しかし共犯の場合の中止未遂は共同正犯者の一人が単に自己の行為を止めるだけでなく、現に他の正犯者の実行行為の続行を妨げ又は共同結果の発生を防ぐことが必要であるから、すでに他の正犯者に中止未遂の成立があつて右防止が不可能となつた以上爾余の共同正犯者には中止未遂の成立する余地は存しないと解すべきである。
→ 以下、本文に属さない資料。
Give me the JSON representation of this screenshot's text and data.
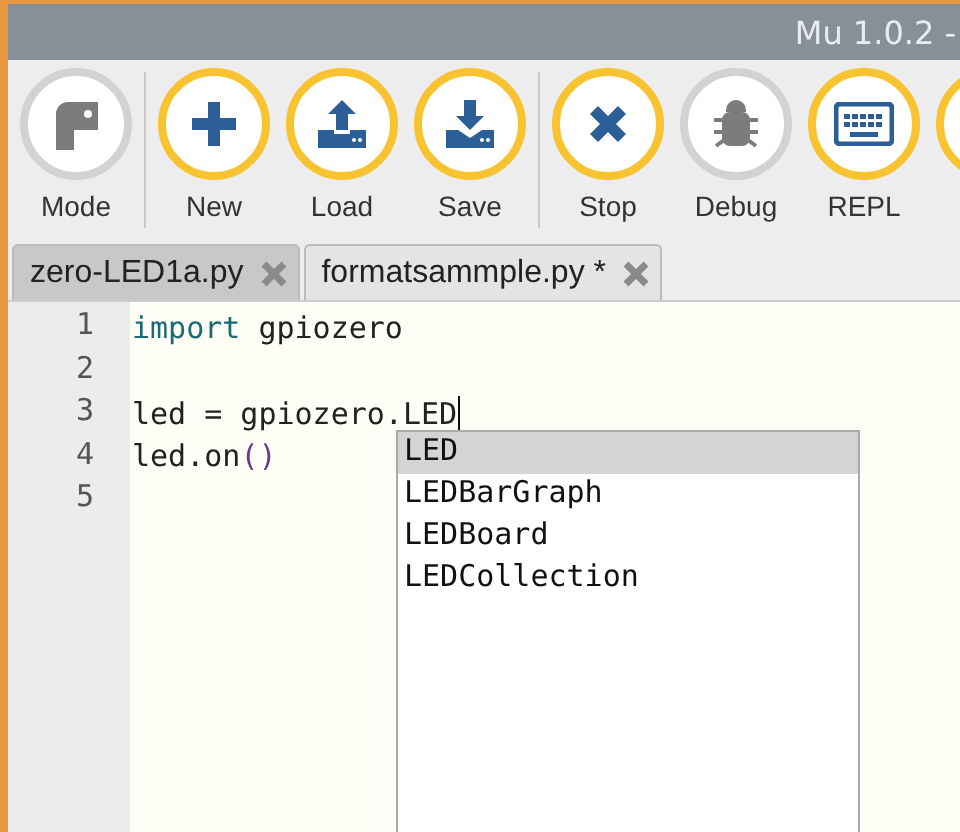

よつて本件についてこれをみるに、原判決挙示の証拠とくに被告人の検察官に対する第二回供述調書、木下猛の検察官に対する第二回供述調書、榊ギン子の司法警察員に対する供述調書によると、被告人は青森駅前川崎旅館において木下猛、榊ギン子との間に、木下猛が紹介人、榊ギン子が求職者を装い料理店から前借金名義で金員の交付を受け、その直後被告人が遊客を装いギン子を手引逃走せしめる方法により金員を騙取しようと共謀し、被告人は同旅館に止つて木下からの連絡を待ち、木下と榊が原判示料理店業小野正吉方に到り、木下が紹介者を装い正吉等に対し求職者を装うギン子を引き合わせ原判示のとおり同女が同店において稼働すると虚言を以て前借金の交付方を求め、同人と榊の雇傭契約の成立につき交渉中、ギン子が事の重大さに気づき飜意し、同店で働くことの承諾を拒絶するに至つたため、金員騙取の目的を遂げなかつた事実を認めることができる。これによれば榊ギン子に詐欺罪の中止犯の成立することは明らかではあるが、すでに同女にその中止犯の成立があつた以上、前記理由により被告人に詐欺中止未遂の成立する余地はなく、被告人は詐欺罪の障碍未遂の責を免れ得ない。したがつて原判決が被告人の右所為に対し単に刑法第二百四十六条第一項、第二百五十条を適用したのみで同法第四十三条但書を適用しなかつたのは正当であつて、原判決には所論のように事実を誤認し、ひいて法令の適用を誤つた違法は存しない。論旨は理由がない。